Kroonlinna tuba_koidula_muuseum_Marie Rosalie Hanni

The Koidula Museum

The birthplace of Estonia’s national awakening 

The Koidula Museum presents the life and activities of two great minds of the Estonian national awakening – Johann Voldemar Jannsen and his daughter, Lydia Koidula. The museum is located in Pärnu in the residence of the Jannsen family, which was also a school building and a newspaper’s editorial office at the same time. Johann Voldemar Jannsen taught children at school and also published the Estonian newspaper Perno Postimees. In the Koidula Museum, you can get an idea of the Jannsen family’s life, upbringing, and economic issues. Their later life in Tartu and their role in the events of Estonia’s national awakening are also reflected in the museum.

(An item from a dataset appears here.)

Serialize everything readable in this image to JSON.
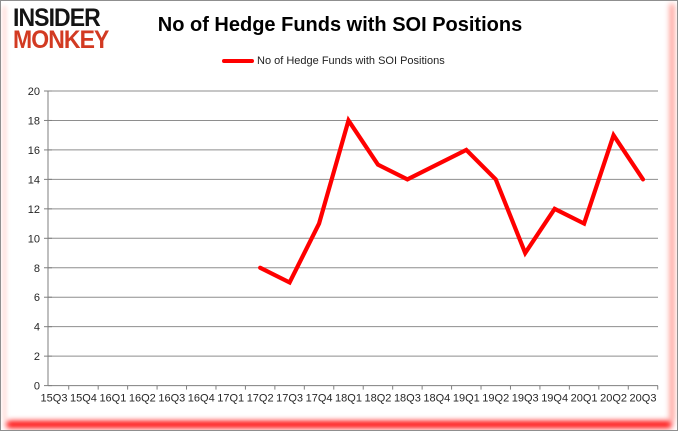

The development of Lydia Jannsen to a national poetess called Koidula (Singer of the Dawn), her education, literary role models, and correspondence with the writer Friedrich Reinhold Kreutzwald, the creator of the national epic Kalevipoeg, have a special exhibit on display. The exhibition also talks about Koidula’s years of marriage in Kronstadt, her travels in Europe, the split in the Estonian national movement, her father’s breakdown, and Lydia’s struggle with a terminal illness. Concerts and theater performances often take place on the open-air stage of the Koidula Museum. In the open-air gallery, you can view art and history exhibitions throughout the year.